Yone Hideyuki, Kawashima Yuri, Hirai Hayato, Oda Arisa H, Sato Moritoshi, Kono Hiromitsu, Ohta Kunihiro
Department of Life Sciences, Graduate School of Arts and Sciences, The University of Tokyo, Komaba 3-8-1, Meguro-ku, Tokyo 153-8902, Japan.
Kanagawa Institute of Industrial Science and Technology (KISTEC), 3-2-1 Sakado, Takatsu-ku, Kawasaki, Kanagawa 213-0012, Japan.
Nucleic Acids Res. 2025 Apr 10;53(7). doi: 10.1093/nar/gkaf206.

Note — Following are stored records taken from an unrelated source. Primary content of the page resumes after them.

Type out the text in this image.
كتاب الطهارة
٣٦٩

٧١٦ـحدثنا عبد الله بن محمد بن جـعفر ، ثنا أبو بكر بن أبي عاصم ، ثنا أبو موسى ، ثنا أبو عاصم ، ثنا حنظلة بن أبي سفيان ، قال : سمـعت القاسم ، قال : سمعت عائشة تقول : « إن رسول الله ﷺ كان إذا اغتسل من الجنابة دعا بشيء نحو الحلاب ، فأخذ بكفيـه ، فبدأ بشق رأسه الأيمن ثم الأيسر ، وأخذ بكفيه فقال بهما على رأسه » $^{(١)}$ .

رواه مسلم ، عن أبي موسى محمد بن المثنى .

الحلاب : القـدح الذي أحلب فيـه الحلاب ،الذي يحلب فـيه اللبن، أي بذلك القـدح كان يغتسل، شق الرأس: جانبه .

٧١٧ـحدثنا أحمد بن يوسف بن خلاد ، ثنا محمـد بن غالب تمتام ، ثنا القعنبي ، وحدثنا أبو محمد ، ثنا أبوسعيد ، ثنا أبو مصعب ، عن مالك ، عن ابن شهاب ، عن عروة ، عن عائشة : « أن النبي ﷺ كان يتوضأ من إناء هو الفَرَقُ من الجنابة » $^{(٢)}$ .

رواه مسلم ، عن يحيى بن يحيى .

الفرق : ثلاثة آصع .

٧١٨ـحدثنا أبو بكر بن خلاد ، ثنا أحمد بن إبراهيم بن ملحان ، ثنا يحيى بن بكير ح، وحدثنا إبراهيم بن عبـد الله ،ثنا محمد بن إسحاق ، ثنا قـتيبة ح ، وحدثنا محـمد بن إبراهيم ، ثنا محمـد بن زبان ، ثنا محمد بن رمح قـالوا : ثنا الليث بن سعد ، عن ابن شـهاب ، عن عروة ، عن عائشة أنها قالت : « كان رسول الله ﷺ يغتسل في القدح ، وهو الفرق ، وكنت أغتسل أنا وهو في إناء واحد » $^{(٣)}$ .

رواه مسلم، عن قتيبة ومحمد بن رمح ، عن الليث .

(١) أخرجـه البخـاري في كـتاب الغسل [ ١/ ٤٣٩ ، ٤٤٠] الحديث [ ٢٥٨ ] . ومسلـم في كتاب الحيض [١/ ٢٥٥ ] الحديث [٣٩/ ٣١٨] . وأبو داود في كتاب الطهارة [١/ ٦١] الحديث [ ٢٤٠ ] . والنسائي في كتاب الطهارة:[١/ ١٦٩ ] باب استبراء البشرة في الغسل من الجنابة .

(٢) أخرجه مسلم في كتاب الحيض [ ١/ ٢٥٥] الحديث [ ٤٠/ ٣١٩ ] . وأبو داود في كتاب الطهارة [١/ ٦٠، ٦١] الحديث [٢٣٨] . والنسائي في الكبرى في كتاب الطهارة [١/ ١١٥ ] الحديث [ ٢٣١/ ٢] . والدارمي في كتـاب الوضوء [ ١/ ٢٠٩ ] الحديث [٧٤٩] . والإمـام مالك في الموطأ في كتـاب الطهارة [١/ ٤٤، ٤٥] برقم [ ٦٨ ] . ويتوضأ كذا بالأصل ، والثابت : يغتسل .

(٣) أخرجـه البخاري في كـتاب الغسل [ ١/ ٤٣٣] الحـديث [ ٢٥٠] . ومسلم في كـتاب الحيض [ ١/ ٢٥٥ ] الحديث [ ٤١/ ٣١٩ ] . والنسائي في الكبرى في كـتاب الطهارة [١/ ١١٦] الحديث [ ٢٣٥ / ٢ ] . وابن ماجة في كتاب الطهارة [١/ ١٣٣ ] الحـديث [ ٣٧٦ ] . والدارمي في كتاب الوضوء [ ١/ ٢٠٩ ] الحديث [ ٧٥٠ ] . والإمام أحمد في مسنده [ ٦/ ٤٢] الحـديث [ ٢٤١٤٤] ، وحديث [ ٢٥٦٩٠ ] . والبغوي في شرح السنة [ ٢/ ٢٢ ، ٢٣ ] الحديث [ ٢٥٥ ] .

TAQing technologies are based on the restriction enzyme-induced DNA double-strand break (DSB) formation in living cells, which results in large-scale genomic rearrangements and phenotypic alterations. Originally, the TAQing system requires heat treatments to activate restriction enzymes, which sometimes leads to cell toxicity or stress responses. Here, we developed a blue-light-controlled MagTAQing system, which induces DSBs exclusively upon blue-light exposure by assembling the split restriction enzymes via Magnet modules. Application of MagTAQing to mitotic budding yeast cells successfully triggered various genomic rearrangements upon blue-light exposure. Since this technology enables the conditional induction of genomic rearrangements in specific cells or tissues, we employed MagTAQing on meiotic yeast cells lacking the recombinase Spo11 to induce artificial DSBs. Consequently, Spo11-independent meiotic DSBs resulted in aneuploidies and nonallelic homologous recombinations between repetitive sequences such as ribosomal DNA and retrotransposons. These results suggest a pivotal role of Spo11-induced recombination in preventing chromosomal abnormality.
TAQing技术基于限制酶在活细胞中诱导DNA双链断裂(DSB)的形成,这会导致大规模的基因组重排和表型改变。最初,TAQing系统需要热处理来激活限制酶,这有时会导致细胞毒性或应激反应。在这里,我们开发了一种蓝光控制的MagTAQing系统,该系统通过磁体模块组装切割后的限制酶,仅在蓝光照射下诱导DSB。将MagTAQing应用于有丝分裂出芽酵母细胞,在蓝光照射下成功触发了各种基因组重排。由于这项技术能够在特定细胞或组织中条件性诱导基因组重排,我们在缺乏重组酶Spo11的减数分裂酵母细胞上使用MagTAQing来诱导人工DSB。因此,不依赖Spo11的减数分裂DSB导致了非整倍体以及核糖体DNA和逆转座子等重复序列之间的非等位同源重组。这些结果表明Spo11诱导的重组在预防染色体异常中起关键作用。